Caribou Biosciences: An overdone sell-off
Caribou Biosciences is another novel genomic-medicine play. The biotech's value proposition centers around its novel CRISPR hybrid RNA-DNA (chRDNA) technology, which is designed to improve the accuracy and efficiency of CRISPR. The company has two candidates in early-stage clinical trials: CB-010 for B-cell non-Hodgkin lymphoma and CB-011 for multiple myeloma. Both indications are types of hard-to-treat blood cancers.
The investment thesis for Caribou Biosciences rests on three major pillars: It has a strong cash position of approximately $400 million, an equity investment from Pfizer, and a pipeline of potential breakthrough therapies for multiple high-value indications. What's more, the company expects to have several clinical-data readouts in the next two years, which could drive significant value creation in the years ahead.

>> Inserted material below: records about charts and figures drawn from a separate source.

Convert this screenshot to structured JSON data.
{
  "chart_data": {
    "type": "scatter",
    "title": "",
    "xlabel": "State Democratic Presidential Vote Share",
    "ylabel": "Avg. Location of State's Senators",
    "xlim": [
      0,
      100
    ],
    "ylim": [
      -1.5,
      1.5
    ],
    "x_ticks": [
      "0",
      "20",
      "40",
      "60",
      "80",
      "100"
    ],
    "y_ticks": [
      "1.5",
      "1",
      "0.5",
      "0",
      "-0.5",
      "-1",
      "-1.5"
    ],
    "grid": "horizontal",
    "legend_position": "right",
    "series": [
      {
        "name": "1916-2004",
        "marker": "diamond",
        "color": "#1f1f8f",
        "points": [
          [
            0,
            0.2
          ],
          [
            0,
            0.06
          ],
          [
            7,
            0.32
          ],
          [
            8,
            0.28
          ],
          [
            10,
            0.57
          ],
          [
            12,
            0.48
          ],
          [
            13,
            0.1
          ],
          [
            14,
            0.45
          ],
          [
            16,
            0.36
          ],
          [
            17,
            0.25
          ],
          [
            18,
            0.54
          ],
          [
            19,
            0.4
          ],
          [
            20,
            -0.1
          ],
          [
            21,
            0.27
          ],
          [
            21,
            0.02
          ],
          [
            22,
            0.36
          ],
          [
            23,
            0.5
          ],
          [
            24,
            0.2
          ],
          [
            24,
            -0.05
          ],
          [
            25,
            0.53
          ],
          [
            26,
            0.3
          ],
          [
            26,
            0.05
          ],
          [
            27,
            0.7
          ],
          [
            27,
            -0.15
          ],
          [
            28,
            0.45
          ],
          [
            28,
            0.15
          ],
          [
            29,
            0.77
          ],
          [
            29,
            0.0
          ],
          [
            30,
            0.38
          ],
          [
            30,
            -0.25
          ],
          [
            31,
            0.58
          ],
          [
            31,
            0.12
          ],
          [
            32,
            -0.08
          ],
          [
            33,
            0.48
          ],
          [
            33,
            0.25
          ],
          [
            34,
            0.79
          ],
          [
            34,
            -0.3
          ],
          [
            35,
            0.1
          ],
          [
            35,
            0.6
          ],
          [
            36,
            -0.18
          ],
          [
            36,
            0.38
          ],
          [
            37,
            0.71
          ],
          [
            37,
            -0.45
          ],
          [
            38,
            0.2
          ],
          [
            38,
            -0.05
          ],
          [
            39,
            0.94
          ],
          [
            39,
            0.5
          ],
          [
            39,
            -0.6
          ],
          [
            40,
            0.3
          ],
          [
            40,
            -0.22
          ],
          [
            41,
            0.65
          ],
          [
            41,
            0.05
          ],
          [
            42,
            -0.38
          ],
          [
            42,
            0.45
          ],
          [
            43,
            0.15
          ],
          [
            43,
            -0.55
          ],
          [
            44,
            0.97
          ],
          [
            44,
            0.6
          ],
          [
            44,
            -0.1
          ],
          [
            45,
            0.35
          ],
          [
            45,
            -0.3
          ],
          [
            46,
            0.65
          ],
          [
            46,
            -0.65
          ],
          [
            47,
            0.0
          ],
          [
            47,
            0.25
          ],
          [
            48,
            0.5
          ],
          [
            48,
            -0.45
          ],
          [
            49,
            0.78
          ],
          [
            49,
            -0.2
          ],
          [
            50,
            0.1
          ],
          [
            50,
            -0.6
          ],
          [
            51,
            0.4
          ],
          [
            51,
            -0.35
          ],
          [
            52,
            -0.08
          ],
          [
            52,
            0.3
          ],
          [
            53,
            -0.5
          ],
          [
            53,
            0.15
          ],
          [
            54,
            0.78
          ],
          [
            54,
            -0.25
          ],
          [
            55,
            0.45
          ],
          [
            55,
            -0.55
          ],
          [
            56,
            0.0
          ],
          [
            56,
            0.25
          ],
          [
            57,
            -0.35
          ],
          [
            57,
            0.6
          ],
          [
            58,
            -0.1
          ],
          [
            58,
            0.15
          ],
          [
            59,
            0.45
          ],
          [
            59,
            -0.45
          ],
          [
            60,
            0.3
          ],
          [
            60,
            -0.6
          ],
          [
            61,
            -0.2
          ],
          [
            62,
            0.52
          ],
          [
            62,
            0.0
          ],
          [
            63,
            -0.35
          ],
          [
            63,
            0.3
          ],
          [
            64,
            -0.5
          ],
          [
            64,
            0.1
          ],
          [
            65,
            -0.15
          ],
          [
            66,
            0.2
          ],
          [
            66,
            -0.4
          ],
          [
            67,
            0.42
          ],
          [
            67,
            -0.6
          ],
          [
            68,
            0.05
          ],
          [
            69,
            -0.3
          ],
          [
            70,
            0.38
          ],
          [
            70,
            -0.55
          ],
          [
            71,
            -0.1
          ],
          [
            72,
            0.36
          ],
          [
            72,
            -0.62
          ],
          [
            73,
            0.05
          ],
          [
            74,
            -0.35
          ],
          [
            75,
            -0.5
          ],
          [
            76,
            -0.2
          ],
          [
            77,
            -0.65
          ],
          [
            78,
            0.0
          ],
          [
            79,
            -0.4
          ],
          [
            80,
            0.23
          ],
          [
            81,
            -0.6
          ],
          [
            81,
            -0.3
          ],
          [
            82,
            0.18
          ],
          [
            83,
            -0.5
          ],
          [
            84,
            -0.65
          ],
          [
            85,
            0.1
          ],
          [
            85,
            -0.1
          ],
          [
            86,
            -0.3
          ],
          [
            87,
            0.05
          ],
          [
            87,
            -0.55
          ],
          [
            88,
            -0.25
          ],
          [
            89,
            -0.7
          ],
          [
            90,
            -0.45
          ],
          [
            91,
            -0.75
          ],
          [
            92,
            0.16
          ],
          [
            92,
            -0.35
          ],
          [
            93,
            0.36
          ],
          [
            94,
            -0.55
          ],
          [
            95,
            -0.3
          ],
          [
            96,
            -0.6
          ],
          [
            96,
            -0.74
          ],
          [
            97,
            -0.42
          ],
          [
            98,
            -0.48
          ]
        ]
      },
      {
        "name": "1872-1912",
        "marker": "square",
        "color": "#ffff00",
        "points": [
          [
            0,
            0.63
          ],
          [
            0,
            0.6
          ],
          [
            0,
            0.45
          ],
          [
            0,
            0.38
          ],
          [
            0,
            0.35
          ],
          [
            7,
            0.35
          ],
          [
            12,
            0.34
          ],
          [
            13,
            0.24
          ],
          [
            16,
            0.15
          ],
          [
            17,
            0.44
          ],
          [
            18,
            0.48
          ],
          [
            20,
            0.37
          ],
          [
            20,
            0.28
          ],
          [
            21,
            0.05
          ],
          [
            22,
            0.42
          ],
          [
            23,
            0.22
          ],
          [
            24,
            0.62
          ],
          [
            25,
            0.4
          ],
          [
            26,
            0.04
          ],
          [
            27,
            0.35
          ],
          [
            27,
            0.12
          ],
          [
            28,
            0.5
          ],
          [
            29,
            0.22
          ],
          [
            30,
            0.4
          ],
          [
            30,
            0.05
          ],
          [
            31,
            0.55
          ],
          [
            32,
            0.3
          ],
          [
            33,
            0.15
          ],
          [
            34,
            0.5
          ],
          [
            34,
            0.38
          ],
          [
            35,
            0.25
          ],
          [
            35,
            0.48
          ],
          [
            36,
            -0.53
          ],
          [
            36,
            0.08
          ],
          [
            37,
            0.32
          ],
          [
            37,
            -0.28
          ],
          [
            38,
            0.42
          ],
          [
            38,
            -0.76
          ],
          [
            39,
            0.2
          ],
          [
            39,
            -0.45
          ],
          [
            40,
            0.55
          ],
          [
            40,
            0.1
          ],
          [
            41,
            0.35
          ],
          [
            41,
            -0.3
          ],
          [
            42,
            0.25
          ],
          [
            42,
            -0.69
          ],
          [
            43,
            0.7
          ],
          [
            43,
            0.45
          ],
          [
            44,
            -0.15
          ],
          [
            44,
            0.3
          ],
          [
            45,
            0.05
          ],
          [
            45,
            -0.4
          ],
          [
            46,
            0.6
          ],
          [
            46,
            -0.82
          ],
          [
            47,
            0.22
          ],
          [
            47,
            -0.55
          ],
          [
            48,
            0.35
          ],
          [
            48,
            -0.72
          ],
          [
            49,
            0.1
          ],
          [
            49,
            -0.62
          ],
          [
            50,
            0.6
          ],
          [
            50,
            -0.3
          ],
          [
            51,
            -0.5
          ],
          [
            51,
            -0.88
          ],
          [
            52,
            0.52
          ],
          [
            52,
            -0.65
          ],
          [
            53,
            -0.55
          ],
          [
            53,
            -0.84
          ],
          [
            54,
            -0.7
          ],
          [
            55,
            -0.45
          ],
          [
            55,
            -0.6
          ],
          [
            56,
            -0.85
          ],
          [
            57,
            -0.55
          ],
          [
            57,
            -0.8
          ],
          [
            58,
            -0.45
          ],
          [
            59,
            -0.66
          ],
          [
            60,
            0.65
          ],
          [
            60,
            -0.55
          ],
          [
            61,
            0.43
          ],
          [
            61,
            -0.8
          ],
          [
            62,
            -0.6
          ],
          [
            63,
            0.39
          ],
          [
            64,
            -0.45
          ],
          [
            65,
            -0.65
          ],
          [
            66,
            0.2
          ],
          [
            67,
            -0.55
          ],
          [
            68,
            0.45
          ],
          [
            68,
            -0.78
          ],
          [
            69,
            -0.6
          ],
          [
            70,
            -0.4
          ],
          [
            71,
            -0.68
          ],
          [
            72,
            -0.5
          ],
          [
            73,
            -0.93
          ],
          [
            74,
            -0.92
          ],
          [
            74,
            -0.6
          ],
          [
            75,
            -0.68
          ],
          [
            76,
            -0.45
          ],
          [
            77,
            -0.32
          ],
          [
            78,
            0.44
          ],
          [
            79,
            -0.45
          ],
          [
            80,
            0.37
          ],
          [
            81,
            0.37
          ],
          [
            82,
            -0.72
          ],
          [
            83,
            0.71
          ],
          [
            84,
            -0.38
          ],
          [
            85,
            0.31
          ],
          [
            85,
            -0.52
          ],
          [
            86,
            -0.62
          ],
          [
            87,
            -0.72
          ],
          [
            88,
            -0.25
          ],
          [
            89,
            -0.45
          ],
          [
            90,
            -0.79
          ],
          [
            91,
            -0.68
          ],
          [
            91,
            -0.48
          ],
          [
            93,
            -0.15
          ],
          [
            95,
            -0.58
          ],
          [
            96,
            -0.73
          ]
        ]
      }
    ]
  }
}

In the long term, the company's chRDNA platform could prove to be a game-changer for scores of hard-to-drug diseases. Now, the company does face considerable clinical and regulatory risks at this early juncture, but its value proposition is compelling, to put it mildly. Wall Street analysts, in fact, think the stock could appreciate by a whopping 373% in the next 12 months.
Although this lofty price target may prove difficult to achieve in an increasingly risk-averse environment, Caribou Biosciences does hold considerable deep-value potential based on its differentiated platform and pipeline focus.